By reverse engineering a big goal into smaller goals, we start to establish all the pieces that equal our total vision. Say you want to produce a million dollars in sales over a year. That number is a big number. Break it into 12 months – $83,333.33 a month. Still a big number so we take that down to 4 week blocks – $20,833.33. Take that down to days – $2,739.73…. Take down to hrs and minutes if you have to.
When you break things down, the parts become easier to see yourself achieving.
I have a friend who needed 30 new clients in his business. He felt that it was an impossible task to achieve in the timeline he needed to keep his doors open. He had 60 days of operating capital at the level he was at. He fixated on his lack of success prior and the number 30. 30 may not seem like a lot to some but for him it was a monumentally huge number.
1st we established that going under was not what he wanted. Followed by acknowledging that major change was required to not go under. The focus had to shift from the negative perception of reality to a focus on the possibility and potential if change was to actually occur. Now we had to address the 30 new people.

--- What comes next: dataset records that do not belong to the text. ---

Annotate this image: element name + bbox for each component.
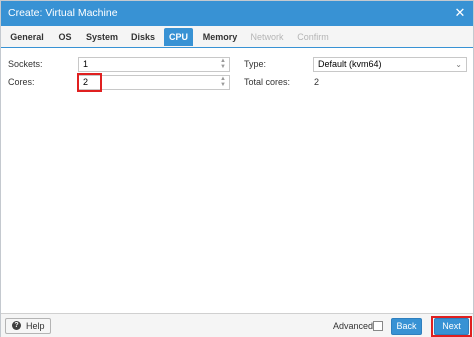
dialog-titlebar: Create: Virtual Machine ✕ — [1, 1, 473, 26]
cpu-panel: Sockets: 1 ▲ ▼ Cores: 2 ▲ ▼ Type: Default … — [1, 49, 473, 311]
total-cores-label: Total cores: — [244, 77, 291, 87]
spinner-icon[interactable]: ▲ ▼ — [219, 58, 227, 71]
tab-os[interactable]: OS — [54, 28, 76, 46]
tab-cpu[interactable]: CPU — [164, 28, 193, 46]
advanced-checkbox[interactable] — [373, 321, 383, 331]
close-icon[interactable]: ✕ — [452, 5, 468, 21]
advanced-label: Advanced — [333, 321, 374, 331]
cores-label: Cores: — [8, 77, 35, 87]
help-icon: ? — [12, 321, 21, 330]
dialog-footer: ? Help Advanced Back Next — [1, 313, 473, 337]
tab-network: Network — [250, 32, 284, 42]
tab-memory[interactable]: Memory — [200, 28, 240, 46]
tab-confirm: Confirm — [297, 32, 329, 42]
type-label: Type: — [244, 59, 267, 69]
create-vm-dialog: Create: Virtual Machine ✕ General OS Sys… — [0, 0, 474, 337]
wizard-tab-bar: General OS System Disks CPU Memory Netwo… — [1, 26, 473, 48]
back-button[interactable]: Back — [391, 318, 422, 335]
help-button[interactable]: ? Help — [5, 318, 51, 334]
help-button-label: Help — [26, 321, 45, 331]
tab-general[interactable]: General — [7, 28, 47, 46]
tab-disks[interactable]: Disks — [128, 28, 158, 46]
cores-input-highlight — [77, 73, 102, 92]
chevron-down-icon[interactable]: ⌄ — [455, 58, 462, 71]
sockets-value: 1 — [83, 59, 89, 69]
sockets-label: Sockets: — [8, 59, 43, 69]
tab-system[interactable]: System — [84, 28, 120, 46]
next-button-highlight — [431, 316, 472, 337]
sockets-input[interactable]: 1 ▲ ▼ — [78, 57, 230, 72]
spinner-icon[interactable]: ▲ ▼ — [219, 76, 227, 89]
type-select[interactable]: Default (kvm64) ⌄ — [313, 57, 467, 72]
type-value: Default (kvm64) — [318, 59, 382, 69]
total-cores-value: 2 — [314, 77, 320, 87]
dialog-title: Create: Virtual Machine — [8, 7, 118, 19]
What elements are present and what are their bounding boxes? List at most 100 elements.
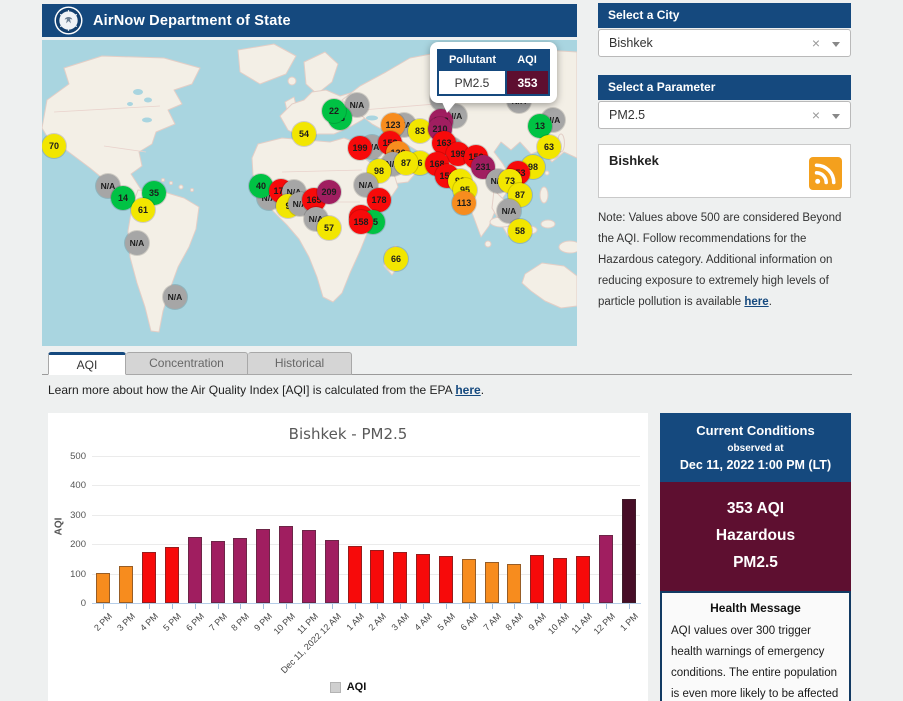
sidebar-here-link[interactable]: here xyxy=(744,296,768,308)
chart-bar[interactable] xyxy=(553,558,567,603)
health-message-box: Health Message AQI values over 300 trigg… xyxy=(660,591,851,701)
chart-x-tick-label: 11 AM xyxy=(569,611,594,636)
chart-x-tick-label: 10 AM xyxy=(546,611,571,636)
chart-bar[interactable] xyxy=(256,529,270,603)
chart-bar[interactable] xyxy=(416,554,430,603)
aqi-marker[interactable]: 70 xyxy=(42,134,66,158)
chart-bar[interactable] xyxy=(485,562,499,603)
chart-bar[interactable] xyxy=(530,555,544,603)
chart-x-tick xyxy=(195,604,196,609)
aqi-marker[interactable]: 113 xyxy=(452,191,476,215)
aqi-marker[interactable]: 63 xyxy=(537,135,561,159)
chart-x-tick xyxy=(560,604,561,609)
chart-bar[interactable] xyxy=(96,573,110,603)
chart-x-tick xyxy=(355,604,356,609)
chart-bar[interactable] xyxy=(507,564,521,603)
sidebar: Select a City Bishkek × Select a Paramet… xyxy=(598,3,851,313)
parameter-clear-icon[interactable]: × xyxy=(812,102,820,128)
chart-bar[interactable] xyxy=(279,526,293,603)
epa-here-link[interactable]: here xyxy=(455,383,480,397)
chart-x-tick-label: 4 AM xyxy=(413,611,435,633)
city-select[interactable]: Bishkek × xyxy=(598,29,851,57)
observed-at-date: Dec 11, 2022 1:00 PM (LT) xyxy=(666,458,845,472)
chart-bar[interactable] xyxy=(325,540,339,603)
chart-x-tick-label: 9 AM xyxy=(527,611,549,633)
chart-x-tick xyxy=(309,604,310,609)
parameter-select[interactable]: PM2.5 × xyxy=(598,101,851,129)
chart-x-tick xyxy=(218,604,219,609)
feed-city-name: Bishkek xyxy=(609,153,659,168)
health-message-title: Health Message xyxy=(671,601,840,615)
city-clear-icon[interactable]: × xyxy=(812,30,820,56)
aqi-marker[interactable]: 54 xyxy=(292,122,316,146)
chart-x-tick xyxy=(514,604,515,609)
tooltip-pollutant-header: Pollutant xyxy=(438,50,506,70)
chart-x-tick xyxy=(423,604,424,609)
tab-historical[interactable]: Historical xyxy=(248,352,352,375)
aqi-marker[interactable]: 58 xyxy=(508,219,532,243)
rss-feed-icon[interactable] xyxy=(809,157,842,190)
aqi-marker[interactable]: N/A xyxy=(125,231,149,255)
chart-bar[interactable] xyxy=(576,556,590,603)
tab-concentration[interactable]: Concentration xyxy=(126,352,248,375)
aqi-value-line: 353 AQI xyxy=(660,495,851,522)
tab-aqi[interactable]: AQI xyxy=(48,352,126,375)
world-map[interactable]: N/AN/AN/AN/AN/AN/AN/A70143561544322N/A12… xyxy=(42,40,577,346)
observed-at-label: observed at xyxy=(666,443,845,454)
chart-bar[interactable] xyxy=(370,550,384,603)
chart-bar[interactable] xyxy=(233,538,247,603)
view-tabs: AQI Concentration Historical xyxy=(48,352,352,375)
chart-bar[interactable] xyxy=(302,530,316,603)
chart-bar[interactable] xyxy=(393,552,407,603)
aqi-marker[interactable]: 209 xyxy=(317,180,341,204)
aqi-marker[interactable]: 57 xyxy=(317,216,341,240)
chart-x-tick xyxy=(240,604,241,609)
aqi-marker[interactable]: 66 xyxy=(384,247,408,271)
chart-x-tick xyxy=(606,604,607,609)
chart-gridline xyxy=(92,544,640,545)
chart-y-tick-label: 500 xyxy=(54,451,86,462)
parameter-select-value: PM2.5 xyxy=(609,108,645,122)
sidebar-note-suffix: . xyxy=(769,296,772,308)
chart-x-tick xyxy=(469,604,470,609)
aqi-marker[interactable]: 199 xyxy=(348,136,372,160)
chart-bar[interactable] xyxy=(599,535,613,603)
chart-bar[interactable] xyxy=(165,547,179,603)
city-caret-icon[interactable] xyxy=(832,42,840,51)
chart-x-axis xyxy=(92,603,641,604)
chart-bar[interactable] xyxy=(622,499,636,603)
chart-bar[interactable] xyxy=(211,541,225,603)
chart-bar[interactable] xyxy=(462,559,476,603)
chart-bar[interactable] xyxy=(119,566,133,603)
airnow-dos-page: AirNow Department of State xyxy=(0,0,903,701)
aqi-marker[interactable]: N/A xyxy=(163,285,187,309)
city-feed-card: Bishkek xyxy=(598,144,851,198)
chart-x-tick-label: 5 AM xyxy=(435,611,457,633)
aqi-bar-chart: Bishkek - PM2.5 AQI 01002003004005002 PM… xyxy=(48,413,648,701)
chart-x-tick xyxy=(332,604,333,609)
page-title: AirNow Department of State xyxy=(93,13,291,29)
chart-bar[interactable] xyxy=(439,556,453,603)
aqi-category-line: Hazardous xyxy=(660,522,851,549)
chart-y-tick-label: 100 xyxy=(54,569,86,580)
aqi-marker[interactable]: 61 xyxy=(131,198,155,222)
parameter-caret-icon[interactable] xyxy=(832,114,840,123)
learn-more-prefix: Learn more about how the Air Quality Ind… xyxy=(48,383,455,397)
chart-bar[interactable] xyxy=(348,546,362,603)
aqi-marker[interactable]: 158 xyxy=(349,210,373,234)
chart-title: Bishkek - PM2.5 xyxy=(48,425,648,443)
chart-bar[interactable] xyxy=(142,552,156,603)
map-tooltip: Pollutant AQI PM2.5 353 xyxy=(430,42,557,103)
chart-bar[interactable] xyxy=(188,537,202,603)
chart-y-tick-label: 300 xyxy=(54,510,86,521)
aqi-marker[interactable]: 87 xyxy=(394,151,418,175)
current-conditions-panel: Current Conditions observed at Dec 11, 2… xyxy=(660,413,851,701)
learn-more-suffix: . xyxy=(481,383,484,397)
chart-x-tick-label: 5 PM xyxy=(161,611,183,633)
aqi-marker[interactable]: 178 xyxy=(367,188,391,212)
aqi-marker[interactable]: 22 xyxy=(322,99,346,123)
chart-x-tick-label: 2 PM xyxy=(93,611,115,633)
current-conditions-header: Current Conditions observed at Dec 11, 2… xyxy=(660,413,851,482)
chart-x-tick-label: 6 PM xyxy=(184,611,206,633)
chart-x-tick xyxy=(537,604,538,609)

I said forget the 60 days and focus on 30 days. 30 new clients in 30 days. We had 72 hrs to come up with a plan and 30 days to implement. That gave us 33 days to actually achieve the number. The breakdown is easy, 1 person a day for 30 days. We figured out how many interactions we needed to achieve 1 person a day. It was 10 handshakes, 20 calls, 9 social posts across 3 platforms, and a daily email to his email list.
The process of breaking things down, having a serious problem to solve with a real deadline, and lots of thought dumped into this resulted in over 30 new clients in 30 days, an overhaul of the business, and a much more engaged business owner. Not having an end in mind allowed for him to grow complacent. Now every action has to map towards the established end goal. This was truly trans formative.
Don’t wait to be in trouble before you start reverse engineering your success. Do it now so you get what you want out of your business.